Ahead of the East Asian Cup, I wrote a brief preview for The Japan News…
The East Asian Cup may not be the most prestigious of tournaments, but it provides a rare opportunity to test the mettle of fringe players in competitive action, and both Vahid Halilhodzic and Norio Sasaki have their red pens at the ready.
The four-team competition, which gets underway on Aug. 1 in Wuhan, China, falls outside of official FIFA international game dates, and so clubs are under no obligation to release their players.
That means that both the male and female Japan teams travelling to China are made up of solely domestic players, and their coaches are looking forward to seeing how those usually on the periphery cope in the heat of battle.
“First of all I want to discover players,” Samurai Blue coach Halilhodzic said when announcing his 23-man squad on Jul. 23. “I’m thinking that around half of the ‘A’ national team will be those who play domestically. I want to see who can play effectively looking ahead to the next training camp for the full national team.”
Sasaki – whose first choice squad finished as runners-up at the recent Women’s World Cup in Canada – is aiming to use the round robin tournament to audition the next generation of Nadeshiko players.
“I want them to challenge themselves at this competition showing a strong desire to be on the pitch for Nadeshiko Japan at the Rio Olympics,” he said at the squad announcement on Jul. 21. “If they can produce results and gain confidence here then they will be able to be involved in the qualification process for Rio.”
“Playing in China this time there will be a bit of a special environment,” Halilhodzic added. “They are away games and so it is vital to show a strong mentality.
“I want to use [the difficulty of the environment] and work on mental training. The three teams we play will all be desperate to beat us. I want to find players who are capable of matching that.”
The Bosnian is confident that he has made the best selections on that front.
“The players have incredibly high motivation. I spoke directly with [Kosuke] Ota and Gaku [Shibasaki] on the phone and they both said, ‘even though I’m carrying an injury I want to go and play for Japan.’ Having players with that spirit is important.”
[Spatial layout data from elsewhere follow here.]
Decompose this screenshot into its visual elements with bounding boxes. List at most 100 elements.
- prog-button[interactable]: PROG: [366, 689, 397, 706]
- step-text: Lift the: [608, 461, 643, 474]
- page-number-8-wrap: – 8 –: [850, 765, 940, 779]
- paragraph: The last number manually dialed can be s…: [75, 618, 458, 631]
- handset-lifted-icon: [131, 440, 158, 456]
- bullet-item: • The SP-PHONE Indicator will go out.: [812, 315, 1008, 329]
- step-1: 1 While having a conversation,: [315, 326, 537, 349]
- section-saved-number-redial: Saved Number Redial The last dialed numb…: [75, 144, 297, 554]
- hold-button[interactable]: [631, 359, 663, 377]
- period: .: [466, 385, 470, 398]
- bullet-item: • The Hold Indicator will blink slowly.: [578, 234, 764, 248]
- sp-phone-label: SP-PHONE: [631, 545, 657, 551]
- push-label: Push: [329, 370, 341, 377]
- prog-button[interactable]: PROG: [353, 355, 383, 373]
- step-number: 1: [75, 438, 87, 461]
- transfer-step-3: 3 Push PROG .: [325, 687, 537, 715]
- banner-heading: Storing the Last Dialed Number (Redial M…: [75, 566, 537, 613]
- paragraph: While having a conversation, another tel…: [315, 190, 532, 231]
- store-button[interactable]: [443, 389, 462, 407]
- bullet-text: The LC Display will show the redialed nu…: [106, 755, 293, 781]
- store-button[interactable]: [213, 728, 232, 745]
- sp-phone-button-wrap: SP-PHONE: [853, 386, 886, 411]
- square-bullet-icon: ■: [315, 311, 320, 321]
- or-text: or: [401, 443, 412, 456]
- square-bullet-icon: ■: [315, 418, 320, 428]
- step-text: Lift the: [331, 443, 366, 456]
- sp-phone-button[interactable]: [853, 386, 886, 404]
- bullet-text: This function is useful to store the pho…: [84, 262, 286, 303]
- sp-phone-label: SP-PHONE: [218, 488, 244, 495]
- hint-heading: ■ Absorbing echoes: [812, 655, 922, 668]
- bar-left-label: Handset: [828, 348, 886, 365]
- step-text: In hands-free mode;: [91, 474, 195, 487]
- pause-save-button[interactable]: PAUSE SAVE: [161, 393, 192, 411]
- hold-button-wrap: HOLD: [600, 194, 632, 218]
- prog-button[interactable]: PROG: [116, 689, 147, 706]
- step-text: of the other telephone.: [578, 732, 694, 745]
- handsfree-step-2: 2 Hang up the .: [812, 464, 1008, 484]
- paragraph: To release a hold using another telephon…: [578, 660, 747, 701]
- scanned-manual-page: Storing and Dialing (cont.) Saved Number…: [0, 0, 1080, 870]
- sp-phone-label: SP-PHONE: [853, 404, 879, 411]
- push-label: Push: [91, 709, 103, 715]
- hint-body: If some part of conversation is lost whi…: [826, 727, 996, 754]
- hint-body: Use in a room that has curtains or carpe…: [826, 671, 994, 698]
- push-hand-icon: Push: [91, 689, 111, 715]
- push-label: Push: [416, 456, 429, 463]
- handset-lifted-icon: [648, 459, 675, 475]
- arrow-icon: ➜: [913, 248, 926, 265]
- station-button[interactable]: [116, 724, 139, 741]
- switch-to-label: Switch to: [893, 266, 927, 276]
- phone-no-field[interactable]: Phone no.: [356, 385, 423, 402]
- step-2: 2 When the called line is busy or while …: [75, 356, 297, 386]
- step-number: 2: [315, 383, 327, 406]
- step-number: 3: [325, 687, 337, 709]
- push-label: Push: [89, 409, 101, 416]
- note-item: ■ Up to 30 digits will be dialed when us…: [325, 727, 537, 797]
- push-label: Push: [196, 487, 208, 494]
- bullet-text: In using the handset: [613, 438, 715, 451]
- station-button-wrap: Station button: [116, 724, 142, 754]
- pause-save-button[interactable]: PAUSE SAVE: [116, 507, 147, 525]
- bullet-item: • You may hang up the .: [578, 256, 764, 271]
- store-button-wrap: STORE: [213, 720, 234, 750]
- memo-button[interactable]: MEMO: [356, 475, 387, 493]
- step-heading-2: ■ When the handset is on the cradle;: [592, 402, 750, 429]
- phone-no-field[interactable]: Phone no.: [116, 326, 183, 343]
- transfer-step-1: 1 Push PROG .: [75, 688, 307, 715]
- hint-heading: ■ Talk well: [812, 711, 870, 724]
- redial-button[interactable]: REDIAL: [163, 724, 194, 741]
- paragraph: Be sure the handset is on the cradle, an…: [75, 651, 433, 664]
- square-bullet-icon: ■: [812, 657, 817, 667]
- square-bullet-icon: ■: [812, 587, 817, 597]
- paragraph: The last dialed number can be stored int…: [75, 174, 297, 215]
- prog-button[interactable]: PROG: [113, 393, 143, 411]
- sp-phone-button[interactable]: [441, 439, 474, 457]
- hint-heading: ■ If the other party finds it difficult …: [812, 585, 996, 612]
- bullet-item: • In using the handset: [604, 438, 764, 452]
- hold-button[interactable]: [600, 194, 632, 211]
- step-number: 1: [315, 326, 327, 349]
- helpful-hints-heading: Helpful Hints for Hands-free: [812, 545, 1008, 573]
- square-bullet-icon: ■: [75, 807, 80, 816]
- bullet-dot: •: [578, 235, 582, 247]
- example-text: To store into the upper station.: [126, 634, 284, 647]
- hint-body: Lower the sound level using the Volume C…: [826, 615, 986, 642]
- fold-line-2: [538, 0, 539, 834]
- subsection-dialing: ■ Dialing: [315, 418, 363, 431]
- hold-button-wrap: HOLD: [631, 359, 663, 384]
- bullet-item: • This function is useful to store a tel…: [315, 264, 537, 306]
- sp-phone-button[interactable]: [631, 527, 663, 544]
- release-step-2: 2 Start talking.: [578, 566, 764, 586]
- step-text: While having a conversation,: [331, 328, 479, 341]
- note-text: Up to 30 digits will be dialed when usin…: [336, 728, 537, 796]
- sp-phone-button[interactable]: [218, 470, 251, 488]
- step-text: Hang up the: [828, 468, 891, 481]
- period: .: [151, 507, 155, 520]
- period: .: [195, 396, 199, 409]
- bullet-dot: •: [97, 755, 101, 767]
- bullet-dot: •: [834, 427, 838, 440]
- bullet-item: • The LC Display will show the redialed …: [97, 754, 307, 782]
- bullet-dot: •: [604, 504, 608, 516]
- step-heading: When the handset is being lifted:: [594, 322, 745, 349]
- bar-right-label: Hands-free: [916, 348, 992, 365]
Sasaki is also keen to gauge the mental strength of those less accustomed to competitive international soccer, and hopes they can apply pressure to the regular members of the squad not selected.
“It will be a very difficult environment – it will be hot, and it will be a great experience for this age group to show their individual strengths and team strength, as well as their teamwork,” the 57-year-old said.
“It is good if [their omission] acts as a stimulus to the players not chosen, but if the talented players in this generation don’t seize this opportunity and say, ‘I’m going to the Rio Olympics,’ then it won’t become a stimulus to those not involved.”
Halilhodzic envisions plenty of his players having the opportunity to show what they are capable of owing to the quick turnaround between matches.
“We have to adapt to the conditions, and because we play three games in such a short space of time I will have to use as many players as possible,” he said.
“Modern soccer is becoming incredibly fast. Duels are becoming incredibly aggressive. Teams are becoming incredibly organized and the team that concentrates and adapts wins.
“Teams that win have a certain something, and individual players can also make the difference – particularly when it comes to scoring goals. We have to find players capable of making the difference too.”
The men get their campaign underway against North Korea on Aug. 2, before taking on South Korea on Aug. 5, and concluding against host China on Aug. 9. For the women, North Korea are first on Aug. 1, South Korea next on Aug. 4, and China last up on Aug. 8.